残念系お嬢様の日常
「ーーん」
誰かの声が聞こえる。
「ーー姉さん」
姉さんって誰?この声は誰なの。
でも私は知っているはず。聞き覚えのある声だ。それに不思議と落ち着く。
「姉さん!」
声が突然大きくなり、驚いて飛び起きる。
どうやら私はベッドの上で眠っていたみたいだった。
薄いレースカーテンに陽の光が差し込んでいるということは、昼間だろうか。
確か朝から私は自宅の温水プールに入っていたはず。
「あ、起きた。よかった」
覚えのある人物が私の顔を覗き込んでいた。
「魘されていたから心配した」
頭が傾けられてさらりと流れる焦げ茶色の髪。少し細められた奥二重。
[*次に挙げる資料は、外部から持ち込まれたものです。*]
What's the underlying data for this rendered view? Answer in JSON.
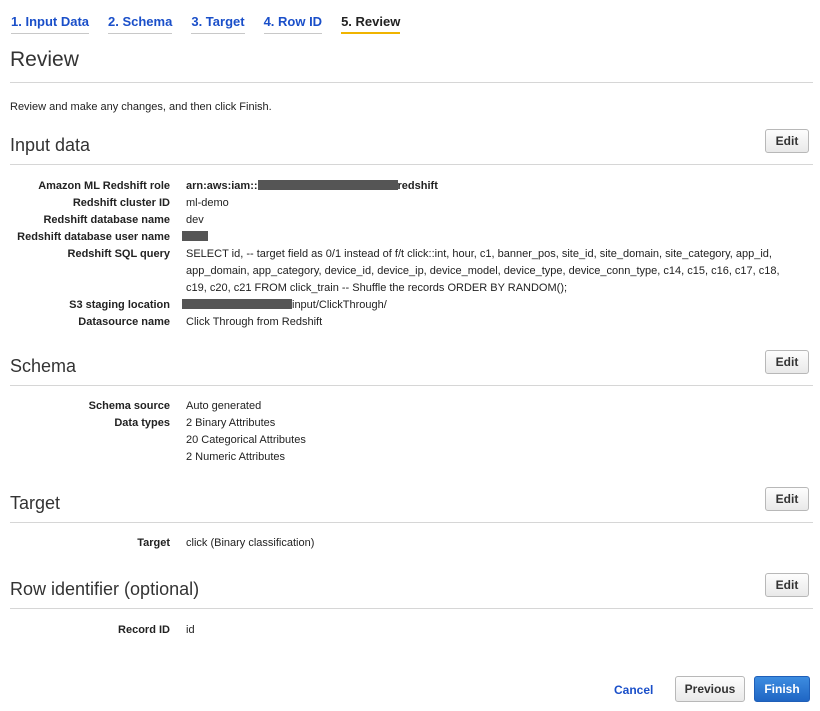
{
  "wizard": {
    "steps": [
      {
        "label": "1. Input Data"
      },
      {
        "label": "2. Schema"
      },
      {
        "label": "3. Target"
      },
      {
        "label": "4. Row ID"
      },
      {
        "label": "5. Review"
      }
    ],
    "active_step": "5. Review"
  },
  "page": {
    "title": "Review",
    "intro": "Review and make any changes, and then click Finish."
  },
  "sections": {
    "input_data": {
      "title": "Input data",
      "edit_label": "Edit",
      "rows": [
        {
          "label": "Amazon ML Redshift role",
          "value_prefix": "arn:aws:iam::",
          "value_suffix": "redshift"
        },
        {
          "label": "Redshift cluster ID",
          "value": "ml-demo"
        },
        {
          "label": "Redshift database name",
          "value": "dev"
        },
        {
          "label": "Redshift database user name",
          "value": ""
        },
        {
          "label": "Redshift SQL query",
          "value": "SELECT id, -- target field as 0/1 instead of f/t click::int, hour, c1, banner_pos, site_id, site_domain, site_category, app_id, app_domain, app_category, device_id, device_ip, device_model, device_type, device_conn_type, c14, c15, c16, c17, c18, c19, c20, c21 FROM click_train -- Shuffle the records ORDER BY RANDOM();"
        },
        {
          "label": "S3 staging location",
          "value_suffix": "input/ClickThrough/"
        },
        {
          "label": "Datasource name",
          "value": "Click Through from Redshift"
        }
      ]
    },
    "schema": {
      "title": "Schema",
      "edit_label": "Edit",
      "rows": [
        {
          "label": "Schema source",
          "value": "Auto generated"
        },
        {
          "label": "Data types",
          "values": [
            "2 Binary Attributes",
            "20 Categorical Attributes",
            "2 Numeric Attributes"
          ]
        }
      ]
    },
    "target": {
      "title": "Target",
      "edit_label": "Edit",
      "rows": [
        {
          "label": "Target",
          "value": "click (Binary classification)"
        }
      ]
    },
    "row_identifier": {
      "title": "Row identifier (optional)",
      "edit_label": "Edit",
      "rows": [
        {
          "label": "Record ID",
          "value": "id"
        }
      ]
    }
  },
  "footer": {
    "cancel_label": "Cancel",
    "previous_label": "Previous",
    "finish_label": "Finish"
  },
  "colors": {
    "link": "#1a4fc9",
    "active_underline": "#f0b400",
    "primary_button": "#1f66c4",
    "redaction": "#555555"
  }
}
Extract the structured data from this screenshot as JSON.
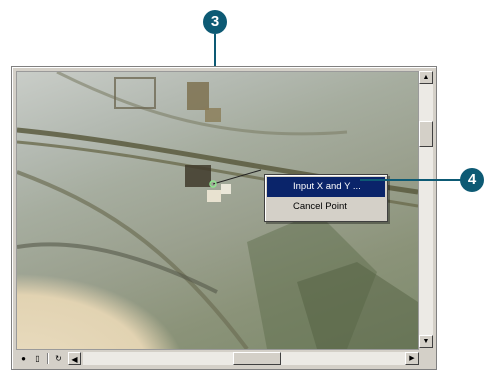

瞳を守っている長い睫毛。
この綺麗な顔立ちの男の子は、間違いなく弟の蒼だ。
あれ……?弟の名前は雲類鷲 蒼。
前世で聞いたことあるような気がするんだけど。
私は約十二年間、雲類鷲 真莉亜として生きてきて……雲類鷲 真莉亜?
この名前もそういえば前世の私が知っている。
「母さん達が明日は学校休ませるって騒いでるけど……明日は姉さんが楽しみにしてクッキー作りじゃなかった?」
「え……」
「確か先輩方に贈るクッキーを家庭科の授業で作るんだったよね」
学校……そうだ。私の通っている学校は私立 花ノ宮学院。
これも私は前世で聞いたことがある。